The persisted configuration must make all defaults explicit. This protects against inadvertent code changes that could destabilize an existing cluster.

Egress Router

Input: EgressRouter.network.operator.openshift.io Output: EgressRouters (a Deployment and a NetworkAttachmentDefinition)

See the enhancement proposal

The EgressRouter is a feature that spins up a container with a MacVLAN secondary interface. Other containers can then NAT their traffic through that interface. The routing is handled via OVN-Kubernetes, but there needs to be a container to hold the interface. This controller watches for EgressRouter CRs and creates / deletes pods as required.

Ingress Config

Input: IngressController.operator.openshift.io Output: A label

See the enhancement proposal

The Ingress Config controller ensures that end-users can grant access to Routers, even when they are located in host-network pods. If the IngressController reports host-network pods, then the controller will add the label policy-group.network.openshift.io/ingress="" to the special host-network holding namespace.

Operator PKI

Input: PKI.network.operator.openshift.io Output: Signed keypairs, distributed via Secrets and ConfigMaps

This is a small controller that manages a PKI : it creates a CA and a single certificate signed by that CA. It is used for OVN PKI - it is not intended to be created by end-users. It is used by the Network controller for OVN-Kubernetes, as well as the Signer controller for OVN-Kubernetes ipsec.

Note, CNO and core networking components cannot use the service-ca-operator, as that operator requires a functioning pod network.

Signer controller

Input: CertificateSigningRequest Output: CertificateSigningRequest .Status

The Signer controller signs CertificateSigningRequests with a Signer of network.openshift.io/signer. These CSRs are generated by a DaemonSet on each node that manages IPSec.

The PKI is created by the Operator PKI controller.

Proxy Config

Input: Proxy.config.openshift.io, all ConfigMaps in the openshift-config Namespace Output: Proxy.config.openshift.io .Status, ConfigMap openshift-config-managed/trusted-ca-bundle

See the enhancement proposal.

The ProxyConfig controller has two functions:

  • Derive the Proxy Status from the Spec, merging in other variables from the cluster configuration. This includes properties such as NO_PROXY.
  • Generate a CA bundle with all CAs merged (which is consumed by the CA injector). CAs are read from ConfigMaps as well as system trust.

Configmap CA Injector

Input: Configmap openshift-config-managed/trusted-ca-bundle and all with the label config.openshift.io/inject-trusted-cabundle = true

Output: Configmaps

This controller is used for distributing certificates across the cluster. It watches ConfigMaps with a specific label. Any CM with that label will have the CA bundle injected.

Connectivity Check Controller

TODO

Deriving status

All controllers should report a status back. The controllers in the CNO are no different.

The CNO derives status in two ways:

  • Controllers can report a Degraded / non-Degraded state
  • A special Status Controller watches Pods, Deployments, and Daemonsets and derives status from them. This is only used for pods created by the Network controller. It is from this that we determine the "Available" and "Progressing" statuses. There is more detailed documentation.

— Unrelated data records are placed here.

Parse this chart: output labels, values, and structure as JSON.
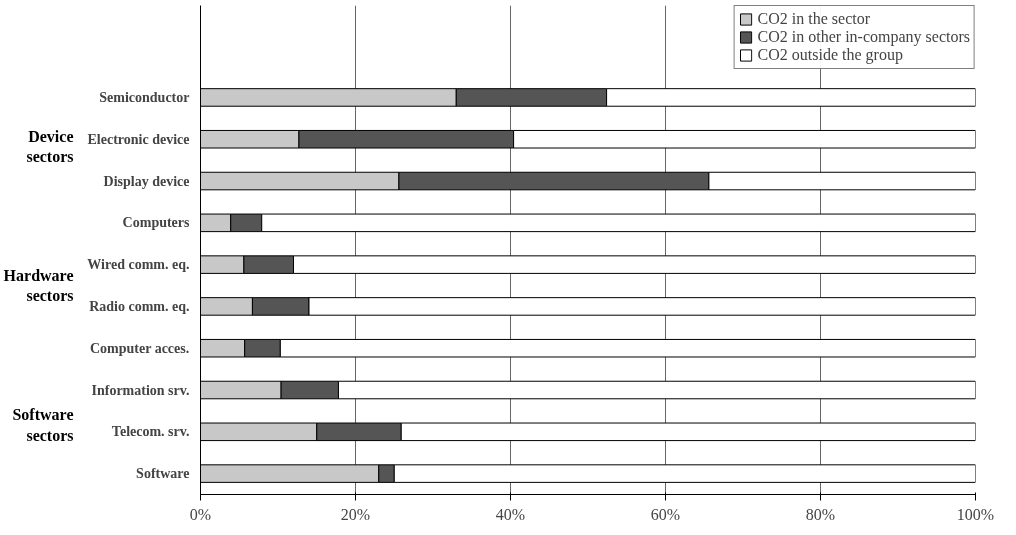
{
  "chart_data": {
    "type": "bar",
    "orientation": "horizontal",
    "stacked": true,
    "categories": [
      "Semiconductor",
      "Electronic device",
      "Display device",
      "Computers",
      "Wired comm. eq.",
      "Radio comm. eq.",
      "Computer acces.",
      "Information srv.",
      "Telecom. srv.",
      "Software"
    ],
    "series": [
      {
        "name": "CO2 in the sector",
        "color": "#c8c8c8",
        "values": [
          33,
          12.7,
          25.6,
          3.9,
          5.6,
          6.7,
          5.7,
          10.4,
          15,
          23
        ]
      },
      {
        "name": "CO2 in other in-company sectors",
        "color": "#555555",
        "values": [
          19.4,
          27.7,
          40,
          4,
          6.4,
          7.3,
          4.6,
          7.4,
          10.9,
          2
        ]
      },
      {
        "name": "CO2 outside the group",
        "color": "#ffffff",
        "values": [
          47.6,
          59.6,
          34.4,
          92.1,
          88,
          86,
          89.7,
          82.2,
          74.1,
          75
        ]
      }
    ],
    "xlim": [
      0,
      100
    ],
    "xticks": [
      {
        "value": 0,
        "label": "0%"
      },
      {
        "value": 20,
        "label": "20%"
      },
      {
        "value": 40,
        "label": "40%"
      },
      {
        "value": 60,
        "label": "60%"
      },
      {
        "value": 80,
        "label": "80%"
      },
      {
        "value": 100,
        "label": "100%"
      }
    ],
    "grid": "x",
    "legend": "top right",
    "annotations": [
      "Device sectors",
      "Hardware sectors",
      "Software sectors"
    ]
  }
}
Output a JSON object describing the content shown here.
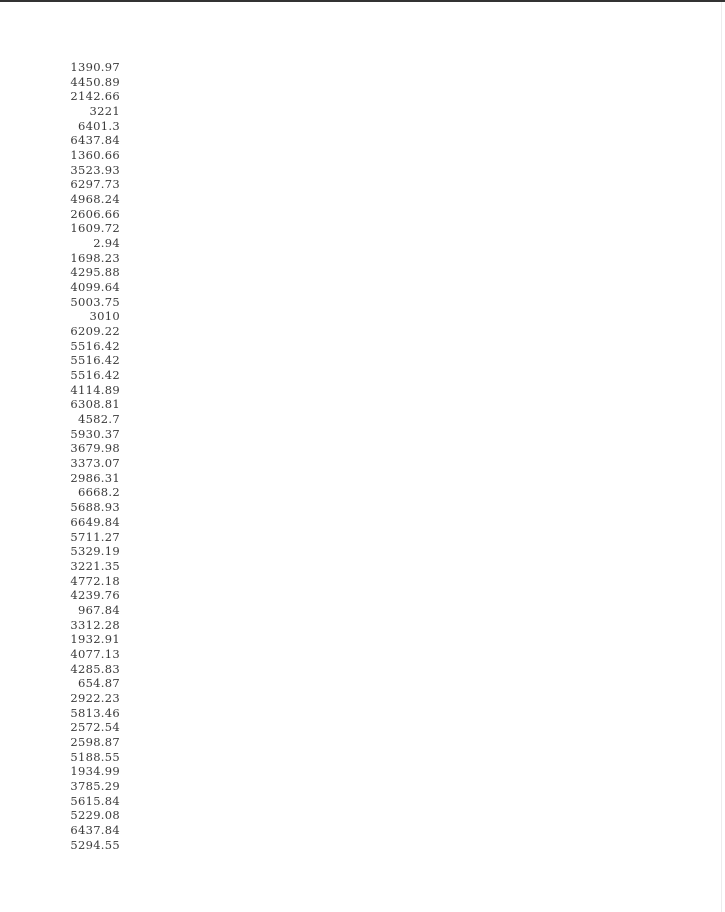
{
  "values": [
    "1390.97",
    "4450.89",
    "2142.66",
    "3221",
    "6401.3",
    "6437.84",
    "1360.66",
    "3523.93",
    "6297.73",
    "4968.24",
    "2606.66",
    "1609.72",
    "2.94",
    "1698.23",
    "4295.88",
    "4099.64",
    "5003.75",
    "3010",
    "6209.22",
    "5516.42",
    "5516.42",
    "5516.42",
    "4114.89",
    "6308.81",
    "4582.7",
    "5930.37",
    "3679.98",
    "3373.07",
    "2986.31",
    "6668.2",
    "5688.93",
    "6649.84",
    "5711.27",
    "5329.19",
    "3221.35",
    "4772.18",
    "4239.76",
    "967.84",
    "3312.28",
    "1932.91",
    "4077.13",
    "4285.83",
    "654.87",
    "2922.23",
    "5813.46",
    "2572.54",
    "2598.87",
    "5188.55",
    "1934.99",
    "3785.29",
    "5615.84",
    "5229.08",
    "6437.84",
    "5294.55"
  ]
}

Status is posted to both the Network.operator.openshift.io object, as well as the network ClusterOperator.config.openshift.io object, and the two statuses are currently identical.

Changes needed

The Status-generating infrastructure in the CNO was written before it had multiple control loops. Correct behavior would be to separate status per-controller, and only publish network-controller status to the Network.operator object. This would reflect the logical structure more cleanly.